Lindy was talking. “People are so amazing. Everyone’s doing what they can for me.” She sounded moved. “I treasure my friends.”

“I guess they treasure you, too.”

“If that’s true, I’m lucky,” Lindy said. She didn’t say anything else. She waited for Nina.

“Meet me at my office at nine tomorrow morning,” Nina said. She hung up, pushing away a nasty little feeling that told her she had no business taking this case.

4

Fifteen days later, Nina stood up as Judge Curtis E. Milne of the Superior Court of El Dorado County materialized from the wall behind his dais. Or so it appeared. Actually, a nondescript, burlap- textured partition extended out in front of his personal back door to the courtroom, and he merely came out and sat down behind his tall desk, but the effect was that of a magical manifestation. A Baraka chief from the Congo would have appreciated this encouragement of superstitious respect.

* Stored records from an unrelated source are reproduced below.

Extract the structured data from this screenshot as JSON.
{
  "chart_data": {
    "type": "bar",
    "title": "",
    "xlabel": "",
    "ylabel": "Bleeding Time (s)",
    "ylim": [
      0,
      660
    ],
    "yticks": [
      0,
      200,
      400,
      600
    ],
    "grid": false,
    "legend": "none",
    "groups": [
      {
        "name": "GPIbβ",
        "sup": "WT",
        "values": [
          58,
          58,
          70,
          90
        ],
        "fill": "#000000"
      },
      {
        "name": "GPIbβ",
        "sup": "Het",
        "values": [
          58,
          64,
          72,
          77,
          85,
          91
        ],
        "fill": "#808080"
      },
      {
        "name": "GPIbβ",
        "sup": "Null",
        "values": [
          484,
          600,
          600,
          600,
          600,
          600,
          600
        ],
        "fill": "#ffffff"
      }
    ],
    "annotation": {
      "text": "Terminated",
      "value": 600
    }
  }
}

Unfortunately, many California judges these days got no respect from the office they held-they had to put up with lawyers who no longer bothered to control their tantrums and defendants who dissed them to their faces.

Judge Milne, an ex-district attorney with fifteen years on the bench, was an exception. His bailiff, Deputy Kimura, had toured the courtroom, meticulously collecting bubble gum and newspaper litter before Milne came in. Any disturbance or other breach of protocol while Milne’s court was in session meant expulsion or worse. “The Judge,” as he was called by the little community of Tahoe lawyers who appeared before him on a regular basis, was actually a small, balding senior citizen, but in Nina’s mind he stood ten feet tall in his black robes and his voice erupted like a volcano.

When the judge came in the courtroom fell silent except for the interminable noise of the ventilation system, and all rose. Although the Order to Show Cause had been taken off the morning Law and Motion calendar and had been specially scheduled for two o’clock, the place was packed with reporters and other community members. Photographers lounged in the public hallway outside the courtroom, and several TV vans waited outside the courthouse. The Markovs were private people, but they were monstrously rich. Everyone wanted to watch the action in this particular family feud.